Мысль о страшной, роковой ошибке — незнании собственного народа, его «зверских», «дикарских», «антисоциальных» свойств, выходящих наружу в кризисных ситуациях — пронизывает всю послереволюционную публицистику Бунина. И немалую вину за это писатель возлагает на своих собратьев, «художников слова», которые вменили себе в обязанность «быть гражданами» и при этом ушли от главного — от «жизненной правды». Среди своих предшественников, изображавших народ без идеализации, Бунин называет Пушкина, Лермонтова, Льва Толстого (его, своего вечного кумира, он освобождает от этой вины), Глеба Успенского и Чехова. Почти физическое неприятие у Ивана Бунина «разночинцев», а также новых крестьянских писателей и поэтов, включая Сергея Есенина, в творчестве которых он находит знакомые и ненавистные ему черты народного «хулиганства» и «богохульства». 

Аристократ до мозга костей, человек «глубоко и последовательно антидемократичный по всем своим повадкам», как характеризовал его один советский писатель (Константин Симонов), Бунин не мог принять революцию прежде всего из-за ее «варварского» характера, разрушительного для той культуры, к которой он принадлежал (скорее не «дворянской», а высокой общечеловеческой, со всеми ее атрибутами и ценностями). Превращение крестьянской, «дикой» России в цивилизованную страну виделось ему в долгой эволюционной форме, где не последнюю, а, может быть, главенствующую роль играла бы христианская религия. 

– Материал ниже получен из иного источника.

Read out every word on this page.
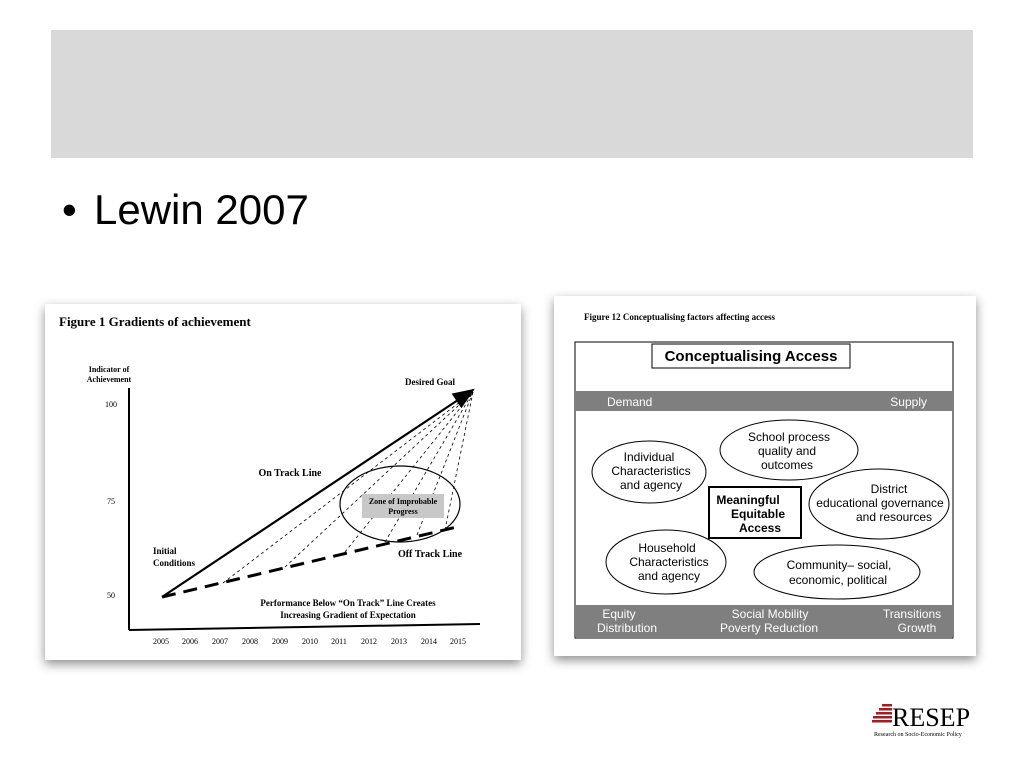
• Lewin 2007
Figure 1 Gradients of achievement
Indicator of
Achievement
100
75
50
2005 2006 2007 2008 2009 2010 2011 2012 2013 2014 2015
Desired Goal
Zone of Improbable
Progress
On Track Line
Off Track Line
Initial
Conditions
Performance Below “On Track” Line Creates
Increasing Gradient of Expectation
Figure 12 Conceptualising factors affecting access
Conceptualising Access
Demand	Supply
Individual
Characteristics
and agency
School process
quality and
outcomes
District
educational governance
and resources
Meaningful
Equitable
Access
Household
Characteristics
and agency
Community– social,
economic, political
Equity
Distribution
Social Mobility
Poverty Reduction
Transitions
Growth
RESEP
Research on Socio-Economic Policy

В самой революции Бунин склонен был винить не народ, а интеллигенцию («Это вы начали», — прямо писал он [12] [Бунин И. Окаянные дни. — Тула, 1992. — С. 40.]), забывая при этом сказать о многовековой исторической вине самодержавного государства, не решившего главного для России вопроса — земельного, и практически ничего не сделавшего для того, чтобы внедрить в массы населения хотя бы некоторые элементы цивилизованного правосознания, уважения к законам — не путем насилия (кнута и полицейщины), а путем просвещения. 

Стоит напомнить, что острота последней проблемы осознавалась в России начала ХХ веке далеко не всеми. Одним из немногих, кто говорил о ее значении, был Б. Кистяковский — автор наиболее конструктивной статьи сборника «Вехи» (1909 год). Хотя он касался «притупленности» правосознания интеллигенции, эта «притупленность» объективно могла быть отнесена ко всем слоям населения, в том числе к властям. Не случайно Б. Кистяковский цитировал емкую формулу Герцена: «Русский, какого бы звания он ни был, обходит или нарушает закон всюду, где это можно сделать безнаказанно, и совершенно так же поступает правительство»… 

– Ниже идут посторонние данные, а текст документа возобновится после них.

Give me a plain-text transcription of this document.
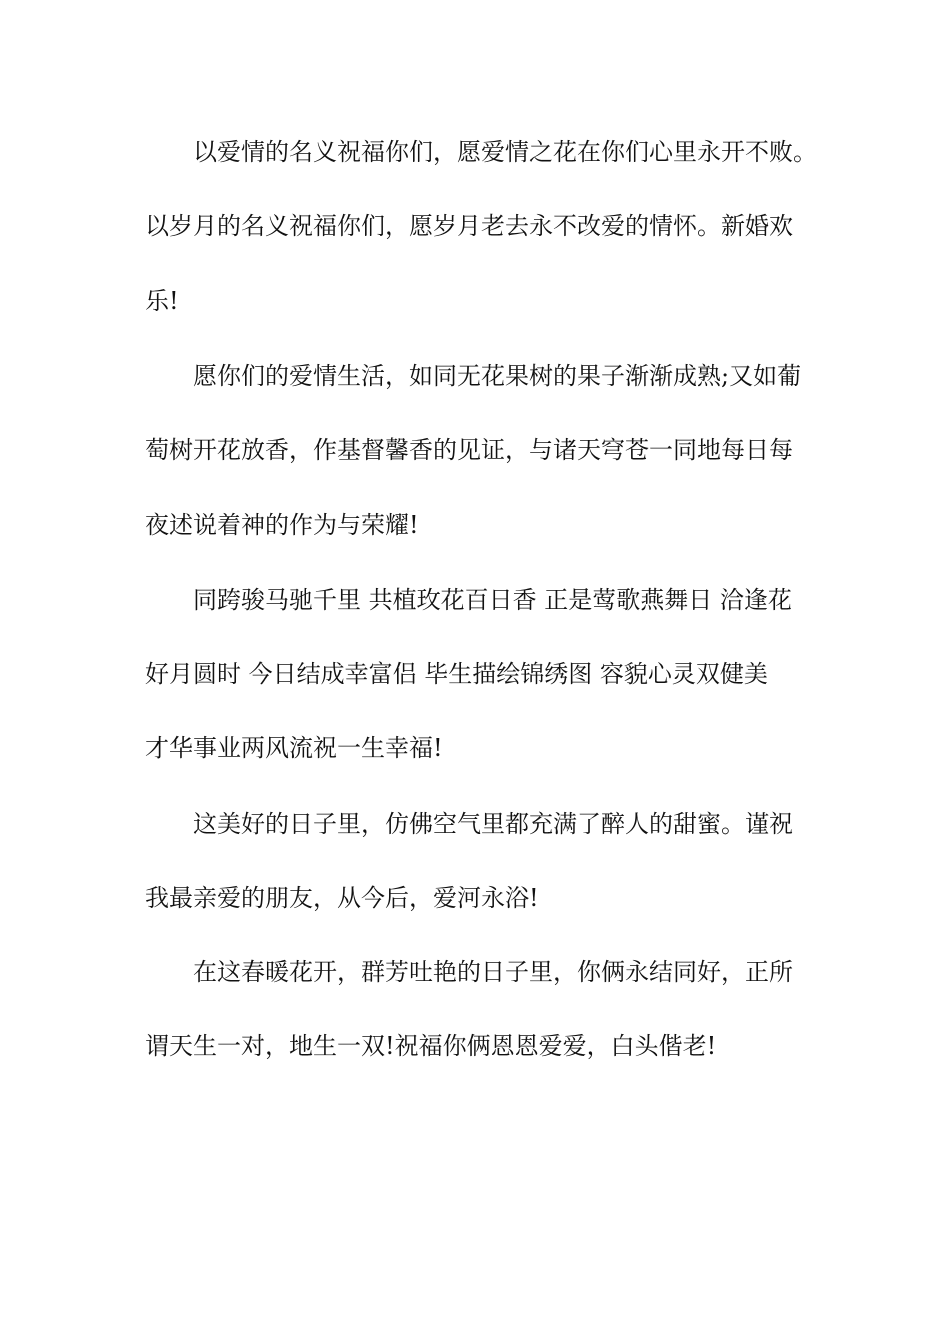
以爱情的名义祝福你们，愿爱情之花在你们心里永开不败。

以岁月的名义祝福你们，愿岁月老去永不改爱的情怀。新婚欢

乐!

愿你们的爱情生活，如同无花果树的果子渐渐成熟;又如葡

萄树开花放香，作基督馨香的见证，与诸天穹苍一同地每日每

夜述说着神的作为与荣耀!

同跨骏马驰千里 共植玫花百日香 正是莺歌燕舞日 洽逢花

好月圆时 今日结成幸富侣 毕生描绘锦绣图 容貌心灵双健美

才华事业两风流祝一生幸福!

这美好的日子里，仿佛空气里都充满了醉人的甜蜜。谨祝

我最亲爱的朋友，从今后，爱河永浴!

在这春暖花开，群芳吐艳的日子里，你俩永结同好，正所

谓天生一对，地生一双!祝福你俩恩恩爱爱，白头偕老!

Восприняв революцию исключительно как катастрофу, Бунин не мог допустить, что советская власть («власть народа») будет иметь в какой бы то мере цивилизующее значение (хотя бы в приобщении тех же бывших «дурновцев» к образованию и к технике, что стало одним из условий советской модернизации). Будучи до конца дней увлечен идеями «реставрации» и зная о делах в новой России только по газетам, он мог лишь догадываться, как проявляет себя в новых исторических обстоятельствах изображенный им «типично русский характер» — то, что было поставлено в главную заслугу ему как художнику при присуждении Нобелевской премии [13] [Точная формулировка Нобелевского комитета: «За строгий артистический талант, с которым он воссоздал в литературной прозе типично русский характер». Цит. по: Бунин И. Избранное. — М., 1984. — С. 33.]. Эта миссия выпала на долю писателей, живших в СССР. И далеко не все из них писали об этом в апологетически-пропагандистском духе, как, например, ненавидимый Иваном Буниным «третий Толстой» (А. Н. Толстой).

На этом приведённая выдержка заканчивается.